Fascinatingly, the discussion broke down largely along demographic lines, pitting the Democratic members of the committee—overwhelmingly women and Hispanic, Asian, and African Americans—against the Republicans, who were overwhelmingly white and male. “I believe this hearing is discriminatory,” said Democratic Representative Laura Richardson of California. Her side was mainly focused on the efficacy of profiling or singling out Muslim Americans in the investigations. Cedric Richmond, an African American representative from Louisiana, explained, “It’s a worry for me when so many people in Congress and in this committee who have never been the victim of profiling are quick to say that profiling is a proper crime fighting tool even if it isn’t.”
Meanwhile, the Republicans spent a vast amount of energy on the defensive. Throughout the session, King tried to keep the temperature low and remained conspicuously polite to everyone in the chamber, telling one former committee member who stopped by to lambaste him that “even after five minutes of that, I still love you, Mr. Pascrell.” The Republican committee members constantly reminded the audience that they had the utmost respect for the Muslim community at large. “I don’t think anyone on this side of the aisle is an Islamophobe,” said Representative Broun from Georgia. As Representative Walberg from Michigan assured the crowd: “I have a lot of Muslim friends.”
The most dramatic moment came when Keith Ellison—the first Muslim elected to Congress—started crying, then nearly sobbing, as he testified and recounted the heartfelt story of a Muslim American first responder killed in the September 11 attacks, saying, “Mohammad Salman Hamdani was a fellow American who gave his life for other Americans.” Ellison implored the committee to stop assigning “collective blame” based on renegade individuals, which he said is at the “heart of stereotyping and scape-goating.” His fellow Democrats concurred, talking of the need to explore all homegrown threats, not just from the Muslim community.

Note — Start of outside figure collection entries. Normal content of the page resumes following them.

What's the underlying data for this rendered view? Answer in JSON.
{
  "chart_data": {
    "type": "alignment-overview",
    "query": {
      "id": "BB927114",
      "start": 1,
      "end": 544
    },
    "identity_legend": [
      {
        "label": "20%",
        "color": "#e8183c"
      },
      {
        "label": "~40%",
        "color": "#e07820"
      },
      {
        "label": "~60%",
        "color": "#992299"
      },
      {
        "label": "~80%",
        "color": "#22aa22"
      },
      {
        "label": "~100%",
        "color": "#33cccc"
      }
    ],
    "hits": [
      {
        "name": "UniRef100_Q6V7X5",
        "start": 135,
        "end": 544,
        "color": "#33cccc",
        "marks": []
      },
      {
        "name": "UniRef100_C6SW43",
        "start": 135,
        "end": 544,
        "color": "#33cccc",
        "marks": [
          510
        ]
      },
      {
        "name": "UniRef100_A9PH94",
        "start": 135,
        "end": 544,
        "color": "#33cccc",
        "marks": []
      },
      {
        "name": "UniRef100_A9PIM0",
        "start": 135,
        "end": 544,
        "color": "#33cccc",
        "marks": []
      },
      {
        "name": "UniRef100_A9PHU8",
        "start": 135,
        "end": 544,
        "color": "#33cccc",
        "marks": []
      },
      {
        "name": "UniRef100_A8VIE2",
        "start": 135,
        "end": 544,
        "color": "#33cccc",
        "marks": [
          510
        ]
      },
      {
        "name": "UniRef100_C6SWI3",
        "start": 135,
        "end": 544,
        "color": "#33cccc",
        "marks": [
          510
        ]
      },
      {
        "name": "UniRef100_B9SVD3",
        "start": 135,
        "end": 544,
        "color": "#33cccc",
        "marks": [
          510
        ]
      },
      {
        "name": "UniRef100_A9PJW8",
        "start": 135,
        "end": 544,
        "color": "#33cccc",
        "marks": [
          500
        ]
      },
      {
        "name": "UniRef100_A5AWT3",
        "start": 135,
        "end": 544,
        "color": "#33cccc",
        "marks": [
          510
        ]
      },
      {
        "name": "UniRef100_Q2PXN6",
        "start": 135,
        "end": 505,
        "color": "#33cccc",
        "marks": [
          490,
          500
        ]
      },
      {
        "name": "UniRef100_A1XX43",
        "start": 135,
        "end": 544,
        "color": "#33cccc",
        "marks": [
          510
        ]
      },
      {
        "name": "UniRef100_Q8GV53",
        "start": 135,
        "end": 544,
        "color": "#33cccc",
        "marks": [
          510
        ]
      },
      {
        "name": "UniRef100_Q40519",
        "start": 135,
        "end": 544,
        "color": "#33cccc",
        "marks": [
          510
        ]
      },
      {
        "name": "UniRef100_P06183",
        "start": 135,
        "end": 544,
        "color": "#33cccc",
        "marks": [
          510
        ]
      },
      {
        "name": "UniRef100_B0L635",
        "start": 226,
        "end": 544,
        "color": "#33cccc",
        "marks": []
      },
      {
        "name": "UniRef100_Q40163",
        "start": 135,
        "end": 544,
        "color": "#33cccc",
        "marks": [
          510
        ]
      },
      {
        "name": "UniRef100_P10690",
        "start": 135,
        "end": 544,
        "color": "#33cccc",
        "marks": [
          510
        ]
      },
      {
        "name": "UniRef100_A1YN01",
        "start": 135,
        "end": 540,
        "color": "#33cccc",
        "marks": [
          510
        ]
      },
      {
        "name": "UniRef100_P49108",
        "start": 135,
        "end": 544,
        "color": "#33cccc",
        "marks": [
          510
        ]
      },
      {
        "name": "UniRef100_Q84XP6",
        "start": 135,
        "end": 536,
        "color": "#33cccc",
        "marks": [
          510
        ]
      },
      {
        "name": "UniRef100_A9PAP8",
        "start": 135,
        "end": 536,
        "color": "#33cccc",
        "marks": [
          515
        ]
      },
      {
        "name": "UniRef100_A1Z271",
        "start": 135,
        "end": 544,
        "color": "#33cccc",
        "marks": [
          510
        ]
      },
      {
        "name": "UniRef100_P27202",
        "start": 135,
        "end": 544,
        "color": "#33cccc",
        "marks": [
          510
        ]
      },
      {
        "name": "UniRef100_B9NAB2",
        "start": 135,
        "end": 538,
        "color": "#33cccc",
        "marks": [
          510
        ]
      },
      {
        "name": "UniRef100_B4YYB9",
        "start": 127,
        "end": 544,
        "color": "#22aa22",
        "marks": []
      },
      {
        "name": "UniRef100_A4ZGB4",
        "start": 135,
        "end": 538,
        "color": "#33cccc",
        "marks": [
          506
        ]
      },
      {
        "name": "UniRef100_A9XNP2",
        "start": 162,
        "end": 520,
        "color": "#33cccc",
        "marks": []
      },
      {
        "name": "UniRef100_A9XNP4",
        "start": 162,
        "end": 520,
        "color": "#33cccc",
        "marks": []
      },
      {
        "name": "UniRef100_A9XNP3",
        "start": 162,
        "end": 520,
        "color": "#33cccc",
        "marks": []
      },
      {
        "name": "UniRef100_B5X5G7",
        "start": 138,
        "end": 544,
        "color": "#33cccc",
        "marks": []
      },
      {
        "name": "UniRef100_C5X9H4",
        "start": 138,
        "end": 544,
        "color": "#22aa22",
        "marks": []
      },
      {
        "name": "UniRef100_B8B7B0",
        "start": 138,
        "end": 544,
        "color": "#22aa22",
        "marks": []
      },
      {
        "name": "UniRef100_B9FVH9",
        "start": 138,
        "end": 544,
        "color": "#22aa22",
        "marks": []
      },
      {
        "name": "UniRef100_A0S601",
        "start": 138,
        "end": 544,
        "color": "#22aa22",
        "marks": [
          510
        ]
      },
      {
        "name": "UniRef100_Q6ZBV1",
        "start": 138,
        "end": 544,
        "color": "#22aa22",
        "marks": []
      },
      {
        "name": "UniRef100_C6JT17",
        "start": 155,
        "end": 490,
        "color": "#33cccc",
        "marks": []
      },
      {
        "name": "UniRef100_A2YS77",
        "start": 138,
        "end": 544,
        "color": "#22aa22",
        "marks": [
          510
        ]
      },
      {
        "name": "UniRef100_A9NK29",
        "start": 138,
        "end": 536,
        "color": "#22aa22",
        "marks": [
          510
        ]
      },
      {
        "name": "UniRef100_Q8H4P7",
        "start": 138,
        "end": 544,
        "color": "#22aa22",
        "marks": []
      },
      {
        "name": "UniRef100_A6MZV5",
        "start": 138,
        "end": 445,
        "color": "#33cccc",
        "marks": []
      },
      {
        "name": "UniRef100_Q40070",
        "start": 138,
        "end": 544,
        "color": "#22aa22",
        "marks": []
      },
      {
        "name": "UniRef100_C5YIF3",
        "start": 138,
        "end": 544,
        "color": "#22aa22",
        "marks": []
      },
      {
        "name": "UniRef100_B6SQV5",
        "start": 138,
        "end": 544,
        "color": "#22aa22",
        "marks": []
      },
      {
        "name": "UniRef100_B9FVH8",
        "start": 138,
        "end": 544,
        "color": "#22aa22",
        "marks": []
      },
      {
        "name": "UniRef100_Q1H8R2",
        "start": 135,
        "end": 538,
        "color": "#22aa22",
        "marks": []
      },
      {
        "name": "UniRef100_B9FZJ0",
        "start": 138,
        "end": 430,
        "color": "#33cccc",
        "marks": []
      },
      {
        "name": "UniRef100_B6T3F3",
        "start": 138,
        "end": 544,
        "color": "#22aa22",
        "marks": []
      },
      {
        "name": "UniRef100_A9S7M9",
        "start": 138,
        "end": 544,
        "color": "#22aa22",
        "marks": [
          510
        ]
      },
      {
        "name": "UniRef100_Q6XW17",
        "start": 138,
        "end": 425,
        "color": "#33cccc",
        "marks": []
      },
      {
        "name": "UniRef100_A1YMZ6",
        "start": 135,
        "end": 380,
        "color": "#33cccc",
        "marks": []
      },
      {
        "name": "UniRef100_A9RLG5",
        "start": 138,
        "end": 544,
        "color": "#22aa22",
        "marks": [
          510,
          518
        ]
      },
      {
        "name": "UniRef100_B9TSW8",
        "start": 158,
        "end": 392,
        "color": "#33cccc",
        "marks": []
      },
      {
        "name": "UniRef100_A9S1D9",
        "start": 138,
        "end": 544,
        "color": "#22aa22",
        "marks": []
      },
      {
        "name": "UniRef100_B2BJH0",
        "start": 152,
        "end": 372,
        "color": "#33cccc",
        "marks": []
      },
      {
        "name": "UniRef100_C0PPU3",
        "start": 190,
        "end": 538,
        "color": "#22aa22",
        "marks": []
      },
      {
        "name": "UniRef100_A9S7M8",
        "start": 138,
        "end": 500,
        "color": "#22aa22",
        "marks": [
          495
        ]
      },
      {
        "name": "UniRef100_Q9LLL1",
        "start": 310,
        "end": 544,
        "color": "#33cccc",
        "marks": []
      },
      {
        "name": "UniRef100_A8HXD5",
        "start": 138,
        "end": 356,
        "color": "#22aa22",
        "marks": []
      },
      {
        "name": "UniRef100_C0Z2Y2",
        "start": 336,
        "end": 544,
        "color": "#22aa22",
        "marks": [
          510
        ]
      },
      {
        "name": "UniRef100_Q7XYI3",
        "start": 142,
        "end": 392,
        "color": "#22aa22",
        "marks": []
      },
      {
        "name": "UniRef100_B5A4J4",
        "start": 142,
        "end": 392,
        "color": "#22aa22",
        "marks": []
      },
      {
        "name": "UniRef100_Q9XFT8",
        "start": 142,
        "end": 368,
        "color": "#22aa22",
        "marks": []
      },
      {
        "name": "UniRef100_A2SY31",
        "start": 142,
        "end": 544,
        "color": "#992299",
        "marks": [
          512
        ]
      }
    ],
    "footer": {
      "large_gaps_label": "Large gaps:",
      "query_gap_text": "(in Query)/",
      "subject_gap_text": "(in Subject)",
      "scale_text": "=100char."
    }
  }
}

By this point, the Republicans had already lost. Long before they began, the hearings had been defined as a witch hunt, and the fact that the discussion revolved around their legitimacy deflated Republicans’ ability to set the agenda. As Representative Clarke of New York put it, “Today’s hearing has been great congressional theater … the equivalent of reality TV.” And many Republicans on the committee acted as if they were simply hoping to ride out the hearings without doing anything too disastrous. After more than four hours of chatter, King closed the hearing by saying, “Despite the consternation, this meeting actually went a lot easier than it could have.” He looked rather relieved.
Tiffany Stanley is a reporter-researcher at The New Republic.